Entre as ações judiciais referentes à arbitragem, em sua maioria com decisões positivas ao avanço do instituto, merece destaque negativo o caso Companhia Paranaense de Energia (COPEL) x UEG Araucária Ltda. Dentre as diversas decisões já proferidas no caso, vale mencionar a sentença da 3ª Vara da Fazenda Pública de Curitiba (PR) que, em março de 2004, declarou a nulidade da cláusula compromissória do contrato firmado entre as partes, em ação interposta pela COPEL, em razão de se tratar de entidade pública que não detinha autorização expressa para comprometer.

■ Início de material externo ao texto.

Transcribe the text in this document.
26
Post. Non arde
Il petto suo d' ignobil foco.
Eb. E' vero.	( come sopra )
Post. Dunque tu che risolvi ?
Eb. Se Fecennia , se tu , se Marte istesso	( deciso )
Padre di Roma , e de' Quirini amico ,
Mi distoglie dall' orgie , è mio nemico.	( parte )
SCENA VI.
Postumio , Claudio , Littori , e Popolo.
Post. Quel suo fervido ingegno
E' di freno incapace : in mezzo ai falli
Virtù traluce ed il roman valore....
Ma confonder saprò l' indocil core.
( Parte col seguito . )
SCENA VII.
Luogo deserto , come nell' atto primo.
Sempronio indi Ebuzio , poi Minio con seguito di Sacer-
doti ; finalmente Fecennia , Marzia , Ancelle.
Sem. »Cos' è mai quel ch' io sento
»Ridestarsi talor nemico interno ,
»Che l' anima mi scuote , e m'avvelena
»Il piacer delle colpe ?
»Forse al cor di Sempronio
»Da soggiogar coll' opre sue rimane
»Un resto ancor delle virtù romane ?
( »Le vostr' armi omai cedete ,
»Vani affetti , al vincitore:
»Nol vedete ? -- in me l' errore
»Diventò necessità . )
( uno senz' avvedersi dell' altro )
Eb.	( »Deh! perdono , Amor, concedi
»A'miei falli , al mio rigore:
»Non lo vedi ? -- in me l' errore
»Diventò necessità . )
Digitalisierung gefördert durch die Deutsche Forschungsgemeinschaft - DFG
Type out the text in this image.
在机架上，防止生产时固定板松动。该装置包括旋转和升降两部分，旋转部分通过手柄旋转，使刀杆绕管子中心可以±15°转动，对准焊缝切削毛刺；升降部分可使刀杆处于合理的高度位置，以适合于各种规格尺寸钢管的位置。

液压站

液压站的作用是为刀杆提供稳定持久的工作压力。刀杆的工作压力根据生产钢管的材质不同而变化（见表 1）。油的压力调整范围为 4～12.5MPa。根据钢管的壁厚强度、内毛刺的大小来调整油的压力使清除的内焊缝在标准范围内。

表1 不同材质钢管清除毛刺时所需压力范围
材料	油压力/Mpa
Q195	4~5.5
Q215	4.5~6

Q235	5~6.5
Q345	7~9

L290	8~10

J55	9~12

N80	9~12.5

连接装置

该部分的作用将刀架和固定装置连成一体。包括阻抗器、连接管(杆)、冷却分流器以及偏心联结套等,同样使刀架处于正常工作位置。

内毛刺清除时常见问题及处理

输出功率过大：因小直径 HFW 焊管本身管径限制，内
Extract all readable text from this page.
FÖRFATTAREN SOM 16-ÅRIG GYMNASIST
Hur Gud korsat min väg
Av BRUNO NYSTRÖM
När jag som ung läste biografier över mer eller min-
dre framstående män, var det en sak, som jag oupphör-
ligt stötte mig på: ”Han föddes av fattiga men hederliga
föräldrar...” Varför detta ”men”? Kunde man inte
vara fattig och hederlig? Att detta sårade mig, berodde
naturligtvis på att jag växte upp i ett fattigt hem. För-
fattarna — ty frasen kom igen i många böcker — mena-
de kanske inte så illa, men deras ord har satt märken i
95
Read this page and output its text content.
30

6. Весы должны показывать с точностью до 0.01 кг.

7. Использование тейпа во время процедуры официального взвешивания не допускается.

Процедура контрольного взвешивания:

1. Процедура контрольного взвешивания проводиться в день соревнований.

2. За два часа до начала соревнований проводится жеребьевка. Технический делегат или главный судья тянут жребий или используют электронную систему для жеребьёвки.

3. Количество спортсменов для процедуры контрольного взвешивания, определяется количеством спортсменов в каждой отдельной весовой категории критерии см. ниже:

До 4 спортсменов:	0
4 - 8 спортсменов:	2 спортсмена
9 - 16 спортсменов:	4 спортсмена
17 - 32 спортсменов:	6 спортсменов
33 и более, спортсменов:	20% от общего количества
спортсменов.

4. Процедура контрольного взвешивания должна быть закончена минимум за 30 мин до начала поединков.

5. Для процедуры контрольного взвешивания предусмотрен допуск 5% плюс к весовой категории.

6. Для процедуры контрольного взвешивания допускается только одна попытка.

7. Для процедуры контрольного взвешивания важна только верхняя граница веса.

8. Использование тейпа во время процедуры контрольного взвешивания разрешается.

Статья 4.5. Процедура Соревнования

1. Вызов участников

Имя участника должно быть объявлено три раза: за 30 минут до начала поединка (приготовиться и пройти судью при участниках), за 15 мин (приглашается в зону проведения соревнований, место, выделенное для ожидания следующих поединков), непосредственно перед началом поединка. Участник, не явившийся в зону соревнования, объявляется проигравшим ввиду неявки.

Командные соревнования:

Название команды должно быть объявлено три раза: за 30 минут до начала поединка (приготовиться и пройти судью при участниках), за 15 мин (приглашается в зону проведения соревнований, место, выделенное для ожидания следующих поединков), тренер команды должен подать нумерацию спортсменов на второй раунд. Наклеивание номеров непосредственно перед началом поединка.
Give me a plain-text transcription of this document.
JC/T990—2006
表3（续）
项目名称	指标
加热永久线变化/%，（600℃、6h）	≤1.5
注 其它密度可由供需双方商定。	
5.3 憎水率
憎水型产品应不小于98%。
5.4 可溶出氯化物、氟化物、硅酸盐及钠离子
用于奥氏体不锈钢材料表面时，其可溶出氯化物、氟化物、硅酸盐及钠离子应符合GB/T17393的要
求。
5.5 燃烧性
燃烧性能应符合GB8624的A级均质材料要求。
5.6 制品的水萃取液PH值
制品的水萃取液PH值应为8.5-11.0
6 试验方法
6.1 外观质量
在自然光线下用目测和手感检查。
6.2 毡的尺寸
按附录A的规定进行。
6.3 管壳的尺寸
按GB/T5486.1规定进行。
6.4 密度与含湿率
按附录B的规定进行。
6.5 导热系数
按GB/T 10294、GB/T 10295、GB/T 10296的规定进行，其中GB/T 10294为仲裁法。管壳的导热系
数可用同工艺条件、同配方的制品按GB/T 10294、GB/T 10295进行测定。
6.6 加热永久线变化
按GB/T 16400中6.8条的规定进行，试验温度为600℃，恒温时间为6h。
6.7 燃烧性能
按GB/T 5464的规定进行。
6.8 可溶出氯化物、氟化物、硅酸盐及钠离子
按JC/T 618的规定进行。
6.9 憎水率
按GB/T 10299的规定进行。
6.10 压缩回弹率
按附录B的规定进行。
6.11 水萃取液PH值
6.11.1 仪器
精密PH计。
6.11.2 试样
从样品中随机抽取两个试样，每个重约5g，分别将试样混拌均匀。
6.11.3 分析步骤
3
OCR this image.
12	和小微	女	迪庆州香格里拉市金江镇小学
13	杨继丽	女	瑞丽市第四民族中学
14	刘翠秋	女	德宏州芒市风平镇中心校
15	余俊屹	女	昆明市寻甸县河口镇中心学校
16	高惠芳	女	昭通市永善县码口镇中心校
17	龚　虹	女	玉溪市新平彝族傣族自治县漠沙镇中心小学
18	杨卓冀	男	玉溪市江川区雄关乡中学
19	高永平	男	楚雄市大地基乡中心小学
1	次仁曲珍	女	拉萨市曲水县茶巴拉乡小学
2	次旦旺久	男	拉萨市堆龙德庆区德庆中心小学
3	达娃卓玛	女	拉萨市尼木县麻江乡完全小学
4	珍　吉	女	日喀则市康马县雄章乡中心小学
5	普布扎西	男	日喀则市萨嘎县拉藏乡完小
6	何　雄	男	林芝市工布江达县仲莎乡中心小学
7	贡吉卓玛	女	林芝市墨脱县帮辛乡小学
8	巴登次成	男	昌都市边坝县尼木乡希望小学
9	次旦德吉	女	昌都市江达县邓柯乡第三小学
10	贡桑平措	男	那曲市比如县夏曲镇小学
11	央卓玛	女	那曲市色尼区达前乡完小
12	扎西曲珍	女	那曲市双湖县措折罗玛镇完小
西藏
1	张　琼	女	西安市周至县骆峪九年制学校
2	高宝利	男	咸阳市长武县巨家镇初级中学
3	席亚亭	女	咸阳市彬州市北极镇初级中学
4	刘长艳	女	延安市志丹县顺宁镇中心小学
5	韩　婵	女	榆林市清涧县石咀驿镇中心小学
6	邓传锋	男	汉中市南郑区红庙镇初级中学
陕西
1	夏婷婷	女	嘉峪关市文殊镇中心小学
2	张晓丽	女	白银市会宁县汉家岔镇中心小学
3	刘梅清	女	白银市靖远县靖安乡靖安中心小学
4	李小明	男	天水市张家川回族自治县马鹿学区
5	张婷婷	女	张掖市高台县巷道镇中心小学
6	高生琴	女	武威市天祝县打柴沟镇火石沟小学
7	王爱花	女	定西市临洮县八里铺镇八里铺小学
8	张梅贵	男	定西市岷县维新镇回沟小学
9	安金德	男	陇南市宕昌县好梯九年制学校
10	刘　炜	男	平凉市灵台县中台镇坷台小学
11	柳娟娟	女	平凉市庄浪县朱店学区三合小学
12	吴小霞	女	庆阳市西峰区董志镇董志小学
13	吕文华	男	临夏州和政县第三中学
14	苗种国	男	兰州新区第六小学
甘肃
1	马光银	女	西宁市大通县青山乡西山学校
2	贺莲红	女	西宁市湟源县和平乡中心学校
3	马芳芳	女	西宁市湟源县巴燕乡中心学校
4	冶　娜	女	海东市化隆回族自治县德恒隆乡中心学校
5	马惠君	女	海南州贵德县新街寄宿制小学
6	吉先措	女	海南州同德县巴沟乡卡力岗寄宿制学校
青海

Em junho deste ano, em sede de Ação Cautelar ajuizada pela UEG, a mesma teve medida liminar deferida pelo Tribunal de Justiça do Estado do Paraná para suspender a decisão que a impedia da prática de atos relativos ao procedimento arbitral. A COPEL impetrou assim, Mandado de Segurança no Tribunal de Justiça do Paraná, e teve deferida liminarmente a suspensão da decisão anterior que permitia à UEG dar continuidade ao procedimento arbitral.

Este caso emblemático, com decisões parciais que vêm sendo amplamente criticadas pela doutrina, apresentará outros desdobramentos interessantes em 2005 que merecerão a atenção da comunidade jurídica internacional.

Fruto também da mobilização em torno do tema, em agosto de 2004, foi criada a Comissão de Arbitragem da Ordem dos Advogados do Brasil – Secção São Paulo, através da Portaria 177/04, que juntamente com o CESA-Centro de Estudos da Sociedade de Advogados e com o CBAr-Comitê Brasileiro de Arbitragem, promete colaborar para o avanço consciente e controlado do uso da arbitragem no Brasil.

Desse modo, com algumas notas destoantes acima mencionadas, o balanço geral anual é sem dúvida positivo. Contudo, há muito ainda que avançar no Brasil para a consolidação da arbitragem, o que pressupõe muito trabalho para o ano de 2005. De fato, apesar da clara demonstração das vantagens da arbitragem como alternativa para a via judicial oferecida após a greve do Judiciário que vivemos em 2004, é necessário, ainda, que a comunidade empresarial e seus advogados sejam continuamente informados sobre os benefícios de um processo arbitral célere, bem conduzido por profissionais sérios, através de instituições de arbitragem idôneas.